Lemma, Theorem, Proposition, Corollary, Remark, ...
we all grew up with, and forces the careful reader to linearly, i.e. line-by-line and word-by-word, go through the very difficult argument. A much more user-friendly format, and also more efficient for checking proof-correctness, is to use the structured format adopted in this paper. This paper is also accompanied by a software program that enables the reader to check every node empirically. This way, readers do not have to read every word, but can pick a random set of "nodes" (statements), and then randomly decide whether to follow the logical proof, or test it empirically on the computer.

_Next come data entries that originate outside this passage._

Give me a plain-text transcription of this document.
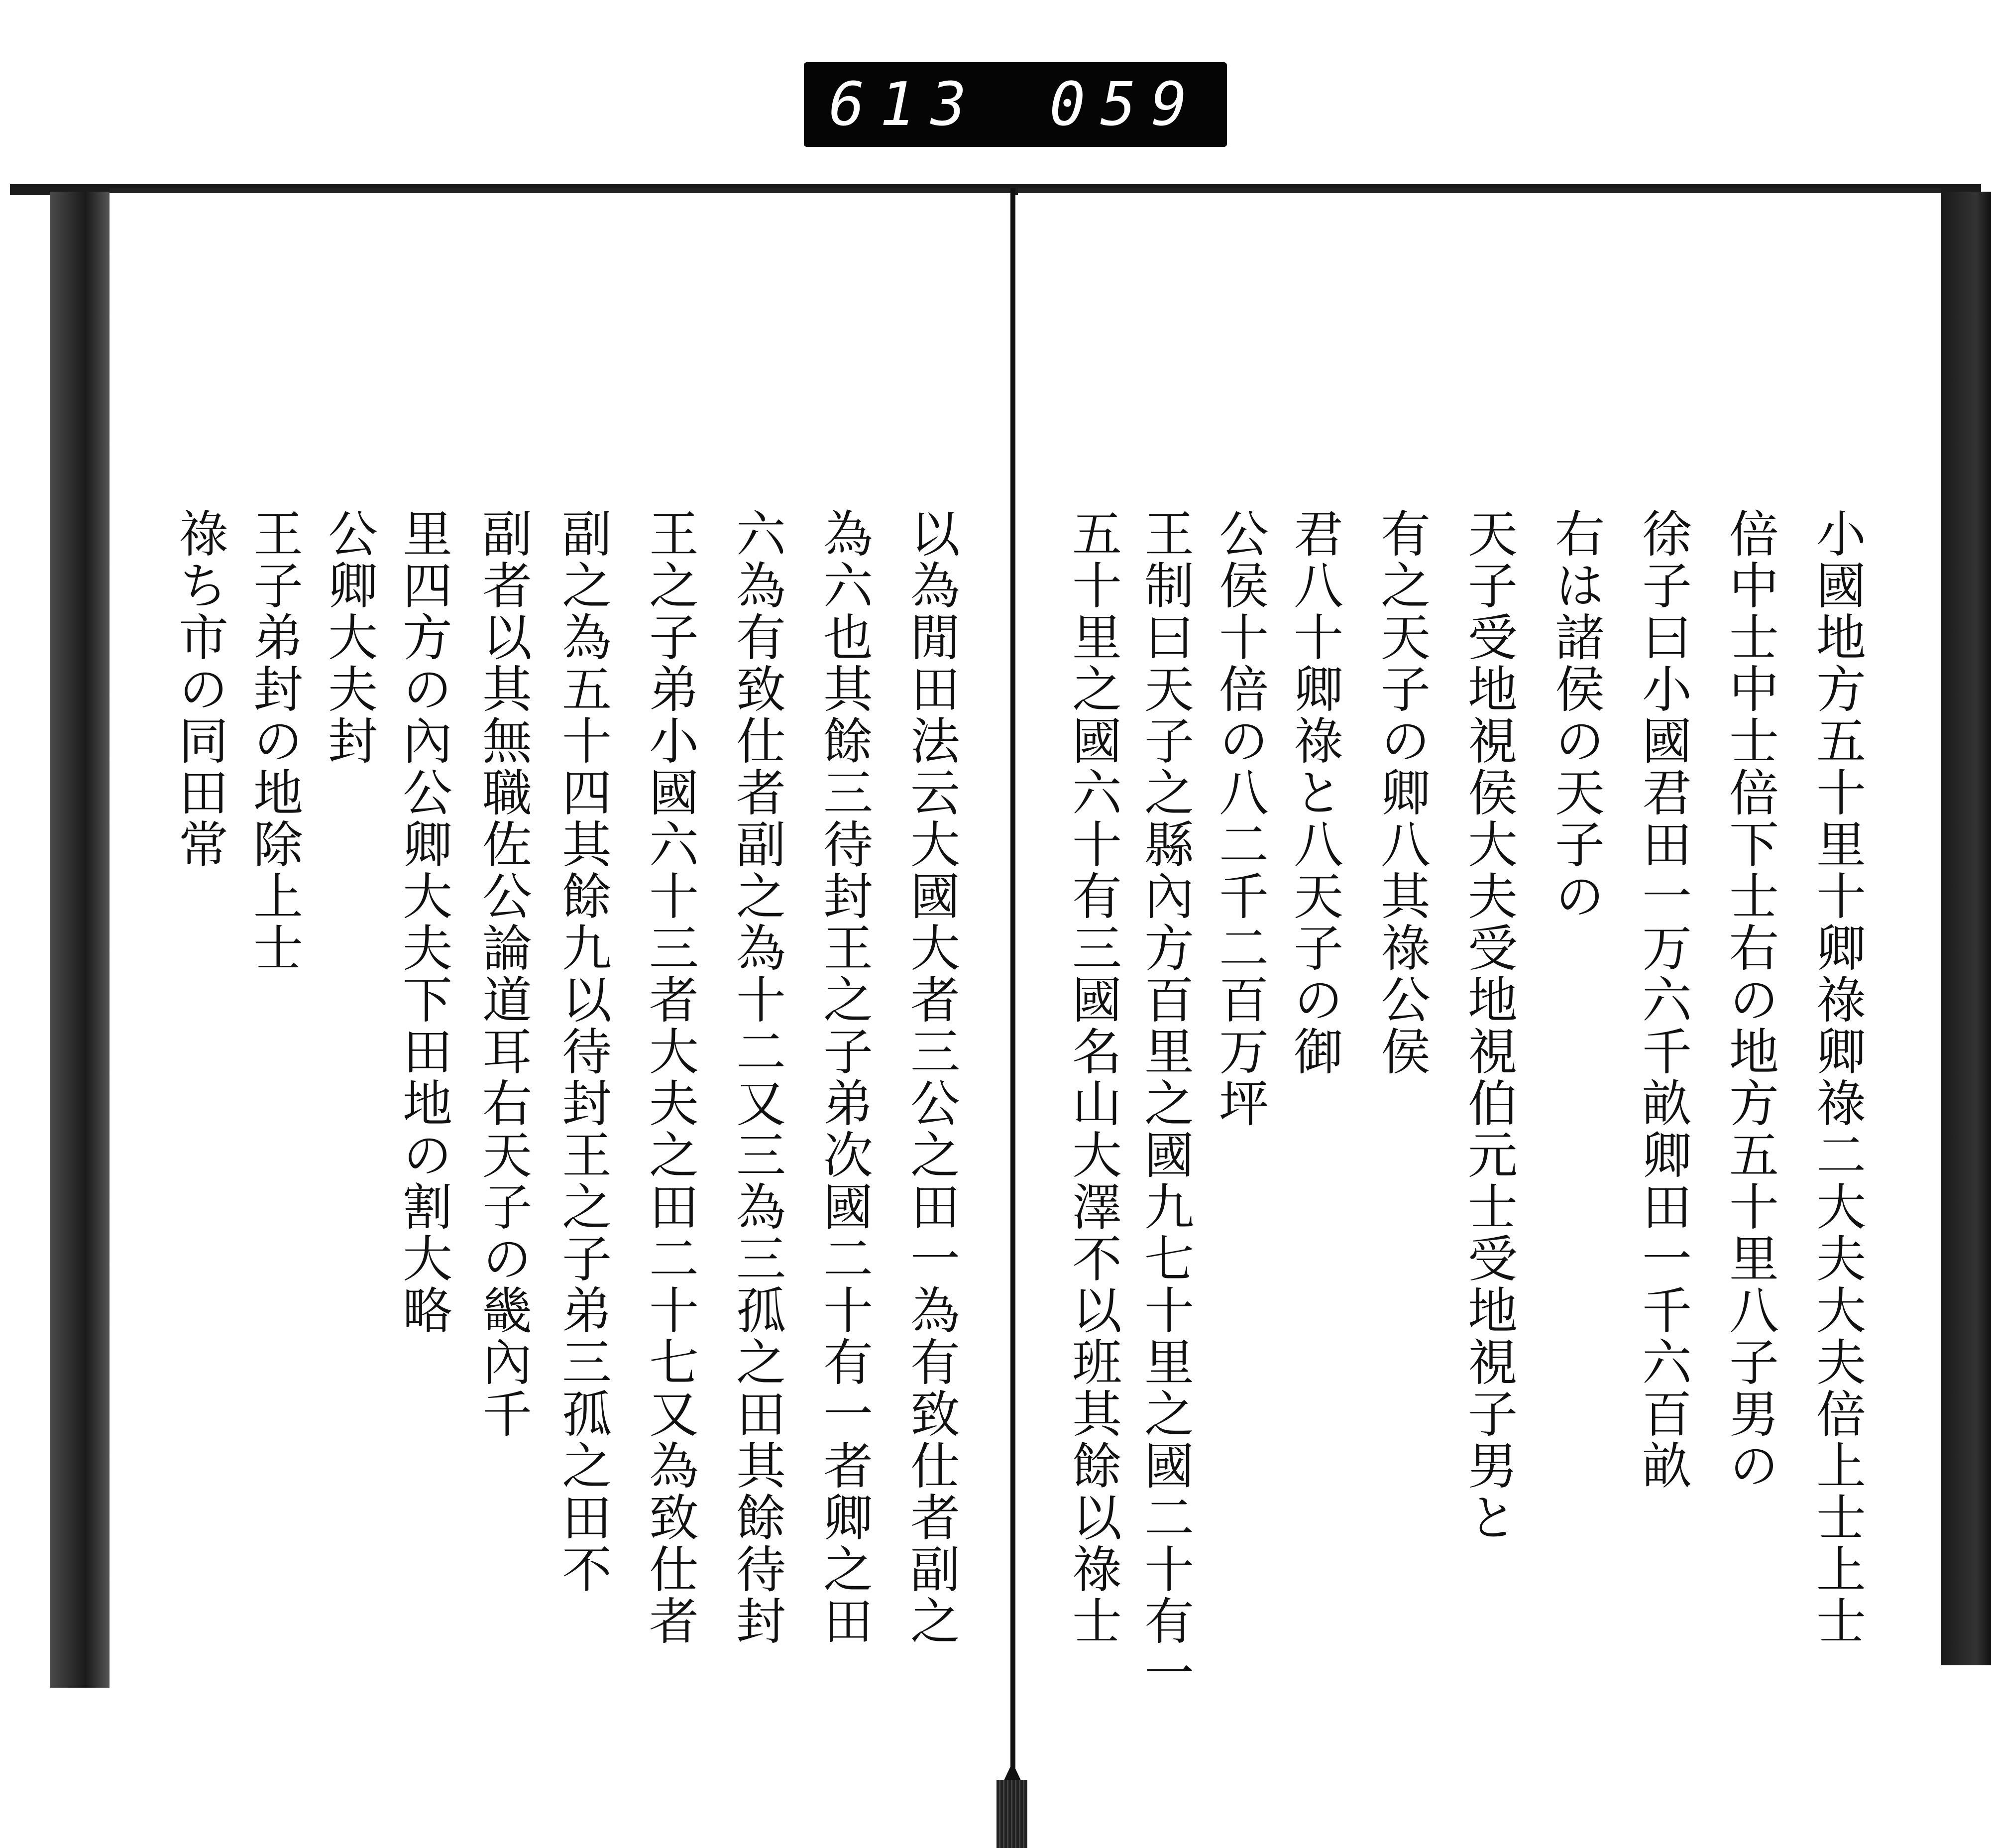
613 059
小國地方五十里十卿祿卿祿二大夫大夫倍上士上士
倍中士中士倍下士右の地方五十里八子男の
徐子曰小國君田一万六千畝卿田一千六百畝
右は諸侯の天子の
天子受地視侯大夫受地視伯元士受地視子男と
有之天子の卿八其祿公侯
君八十卿祿と八天子の御
公侯十倍の八二千二百万坪
王制曰天子之縣內方百里之國九七十里之國二十有一
五十里之國六十有三國名山大澤不以班其餘以祿士
以為閒田法云大國大者三公之田一為有致仕者副之
為六也其餘三待封王之子弟次國二十有一者卿之田
六為有致仕者副之為十二又三為三孤之田其餘待封
王之子弟小國六十三者大夫之田二十七又為致仕者
副之為五十四其餘九以待封王之子弟三孤之田不
副者以其無職佐公論道耳右天子の畿內千
里四方の內公卿大夫下田地の割大略
公卿大夫封
王子弟封の地除上士
祿ち市の同田常
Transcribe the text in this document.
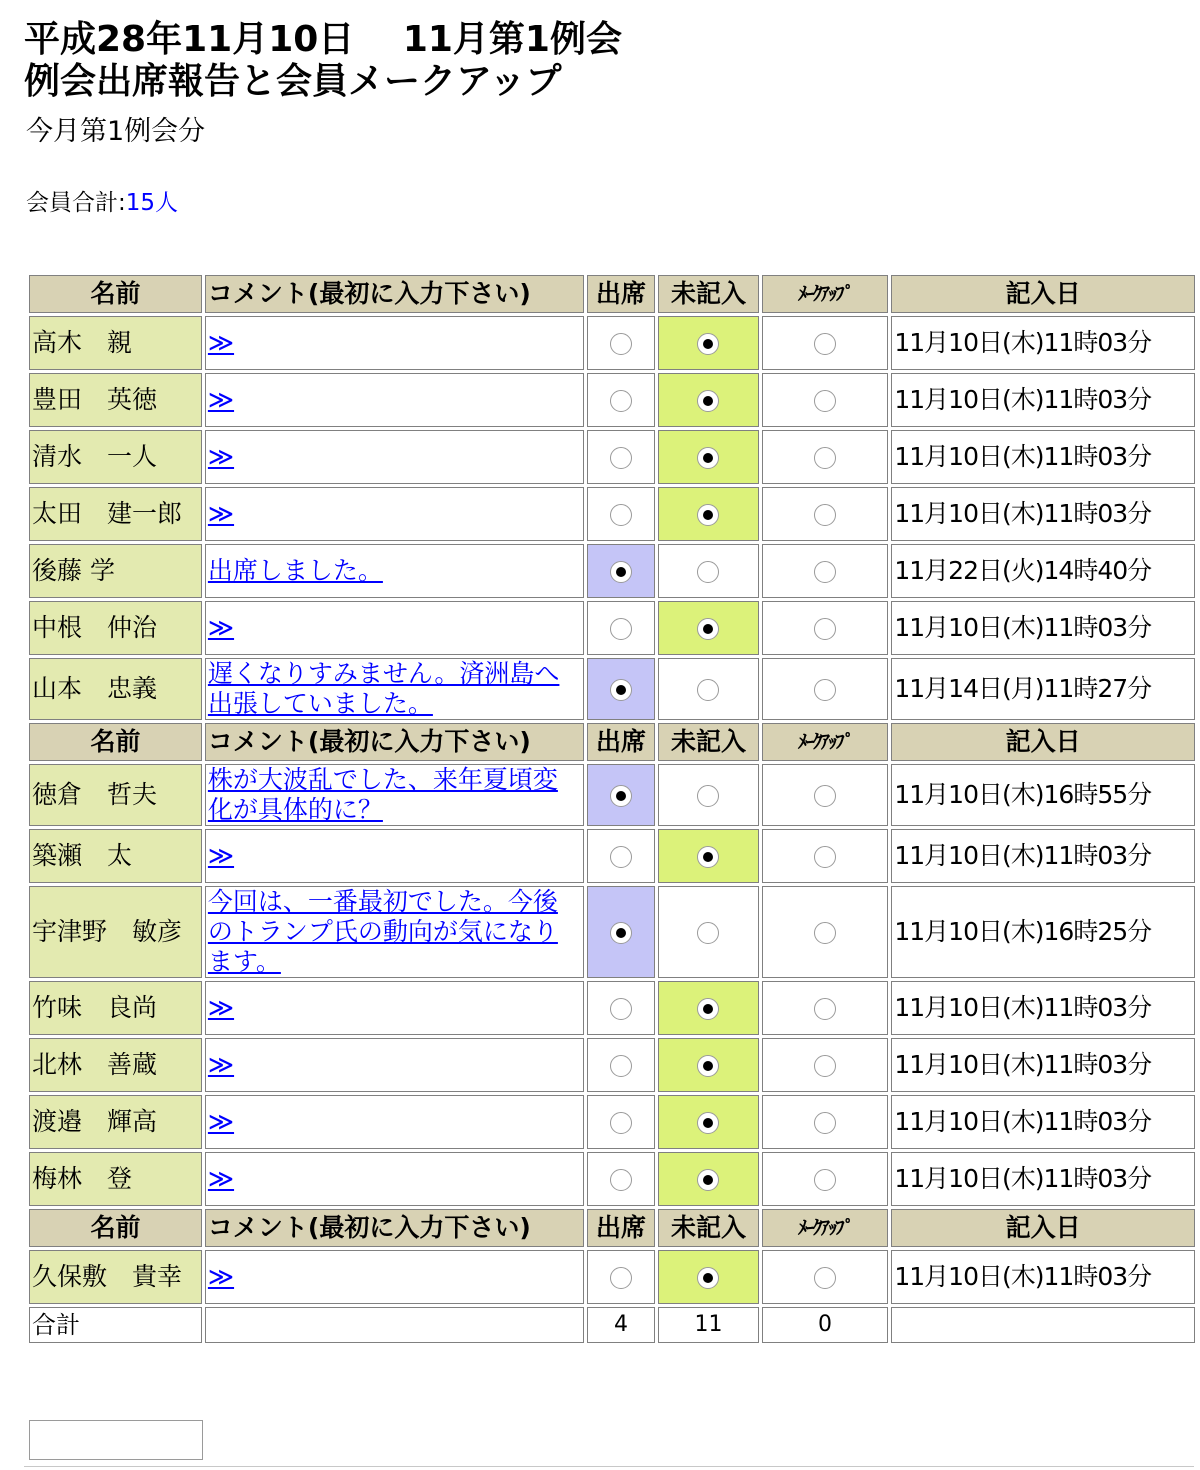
平成28年11月10日　 11月第1例会
例会出席報告と会員メークアップ
今月第1例会分
会員合計:15人
名前	コメント(最初に入力下さい)	出席	未記入	ﾒｰｸｱｯﾌﾟ	記入日
高木　親	≫				11月10日(木)11時03分
豊田　英徳	≫				11月10日(木)11時03分
清水　一人	≫				11月10日(木)11時03分
太田　建一郎	≫				11月10日(木)11時03分
後藤 学	出席しました。				11月22日(火)14時40分
中根　仲治	≫				11月10日(木)11時03分
山本　忠義	遅くなりすみません。済洲島へ出張していました。				11月14日(月)11時27分
名前	コメント(最初に入力下さい)	出席	未記入	ﾒｰｸｱｯﾌﾟ	記入日
徳倉　哲夫	株が大波乱でした、来年夏頃変化が具体的に？				11月10日(木)16時55分
築瀬　太	≫				11月10日(木)11時03分
宇津野　敏彦	今回は、一番最初でした。今後のトランプ氏の動向が気になります。				11月10日(木)16時25分
竹味　良尚	≫				11月10日(木)11時03分
北林　善蔵	≫				11月10日(木)11時03分
渡邉　輝高	≫				11月10日(木)11時03分
梅林　登	≫				11月10日(木)11時03分
名前	コメント(最初に入力下さい)	出席	未記入	ﾒｰｸｱｯﾌﾟ	記入日
久保敷　貴幸	≫				11月10日(木)11時03分
合計		4	11	0	
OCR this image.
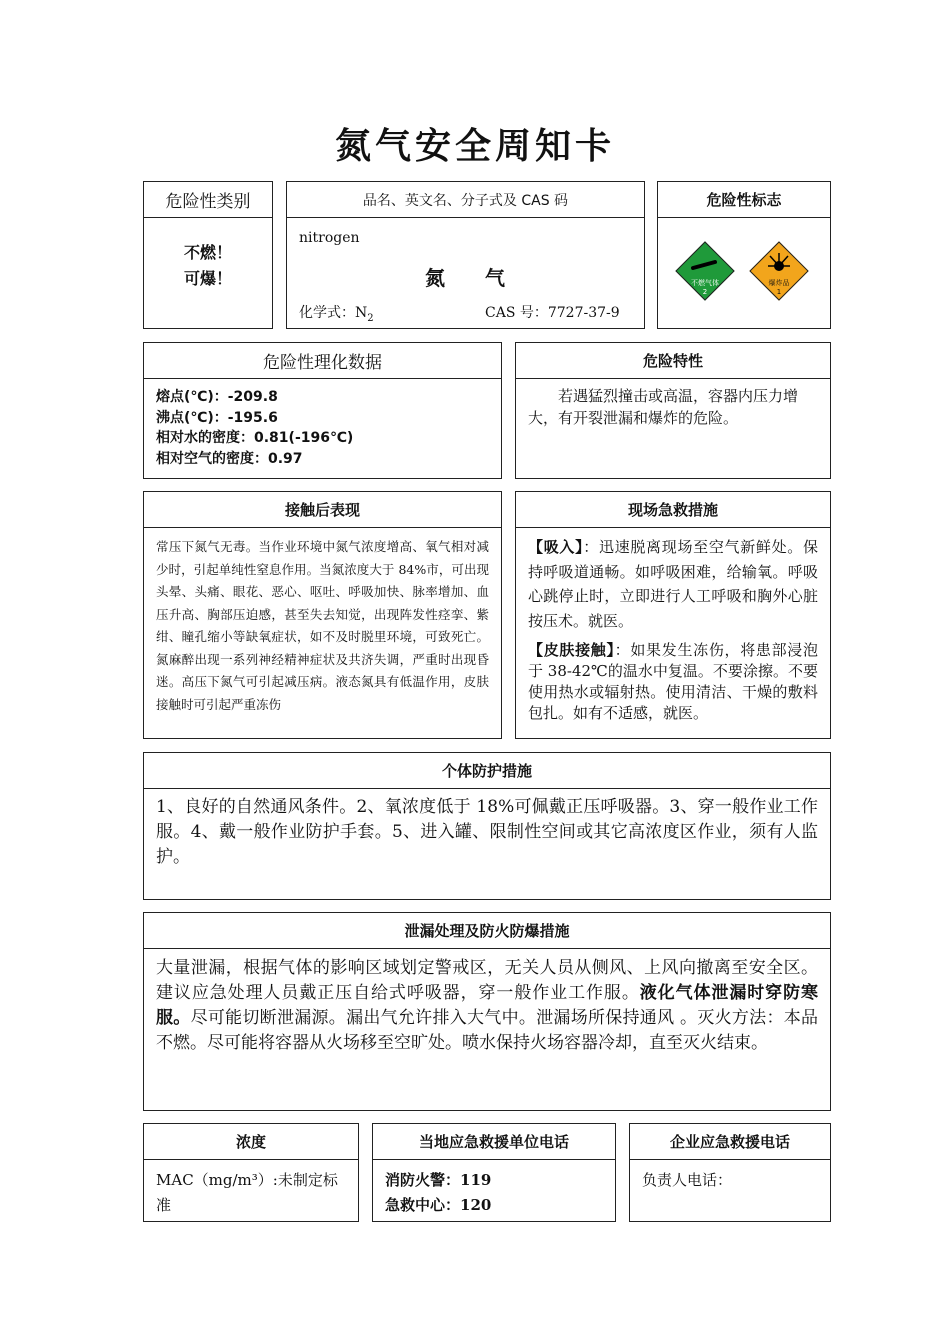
氮气安全周知卡
危险性类别
不燃！
可爆！
品名、英文名、分子式及 CAS 码
nitrogen
氮　　气
化学式：$N_2$	CAS 号：7727-37-9
危险性标志
不燃气体
2
爆炸品
1
危险性理化数据
熔点(℃)：-209.8
沸点(℃)：-195.6
相对水的密度：0.81(-196℃)
相对空气的密度：0.97
危险特性
若遇猛烈撞击或高温，容器内压力增大，有开裂泄漏和爆炸的危险。
接触后表现
常压下氮气无毒。当作业环境中氮气浓度增高、氧气相对减少时，引起单纯性窒息作用。当氮浓度大于 84%市，可出现头晕、头痛、眼花、恶心、呕吐、呼吸加快、脉率增加、血压升高、胸部压迫感，甚至失去知觉，出现阵发性痉挛、紫绀、瞳孔缩小等缺氧症状，如不及时脱里环境，可致死亡。氮麻醉出现一系列神经精神症状及共济失调，严重时出现昏迷。高压下氮气可引起减压病。液态氮具有低温作用，皮肤接触时可引起严重冻伤
现场急救措施
【吸入】：迅速脱离现场至空气新鲜处。保持呼吸道通畅。如呼吸困难，给输氧。呼吸心跳停止时，立即进行人工呼吸和胸外心脏按压术。就医。
【皮肤接触】：如果发生冻伤，将患部浸泡于 38-42℃的温水中复温。不要涂擦。不要使用热水或辐射热。使用清洁、干燥的敷料包扎。如有不适感，就医。
个体防护措施
1、良好的自然通风条件。2、氧浓度低于 18%可佩戴正压呼吸器。3、穿一般作业工作服。4、戴一般作业防护手套。5、进入罐、限制性空间或其它高浓度区作业，须有人监护。
泄漏处理及防火防爆措施
大量泄漏，根据气体的影响区域划定警戒区，无关人员从侧风、上风向撤离至安全区。建议应急处理人员戴正压自给式呼吸器，穿一般作业工作服。液化气体泄漏时穿防寒服。尽可能切断泄漏源。漏出气允许排入大气中。泄漏场所保持通风 。灭火方法：本品不燃。尽可能将容器从火场移至空旷处。喷水保持火场容器冷却，直至灭火结束。
浓度
MAC（mg/m³）:未制定标准
当地应急救援单位电话
消防火警：119
急救中心：120
企业应急救援电话
负责人电话：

These latter works combine human ingenuity (until further notice we still need it!) assisted by computer work, at least at the "end-game". Hence they are much deeper than the work of our new Fields medalists, and for that matter of all purely human-generated math (including Wiles'). More importantly, unlike the latter results, whose statements one can explain to five-year-olds, and get them to try them out themselves, the mainstream-highbrow human math output of the Fields medalists is so esoteric. Also, in my humble opinion, while purely human-generated, Peter Keevash should have gotten a Fields medal for this exciting work, whose statement (the definition of a [block] design) can be understood by everyone, proving Steiner's conjecture from 1853.
And this brings us to the most important point. Because of the high prestige of the Fields medal and of Fields medalists, we got stuck in a non-optimal vicious cycle, where brilliant young mathematicians are lured into working on these esoteric, and often contrived, in-bred problems worked by past Fields medalists, rather than working on truly fundamental problems that everyone can appreciate. For example, while I admire Robert Langlands, I am so tired of hearing about his program! It garnered too many Fields medals (at the expense of even more interesting subjects). Ditto for Optimal Control, algebraic geometry, topology, and the more esoteric parts of number theory. Also note that the members of the Fields medal committee are former Fields medalists (or people with the same mind-set), and naturally, they prefer work similar to theirs.
Today's mathematics is the way it is due to a historical accident: it started out without computers. Since humans can only do so much, when they could not do something, they made up things that they can do, and this lead to today's mainstream pure math culture, with its high priests who still get hung up on these esoteric problems. Let me make a suggestion: A Fields medal can only be awarded for work that can be explained to an advanced undergraduate, and if possible, a five-year-old!
Analogous things apply to the more minor ICM honors of Plenary and Invited Speakers. For every one who got this honor, there exist at least two people who deserve it even more, and once again the selection committees perpetuate their own culture and pick people with similar results and agendas as their own.
Let's break-up this vicious cycle, and make math fun again (sorry of the stupid allusion.)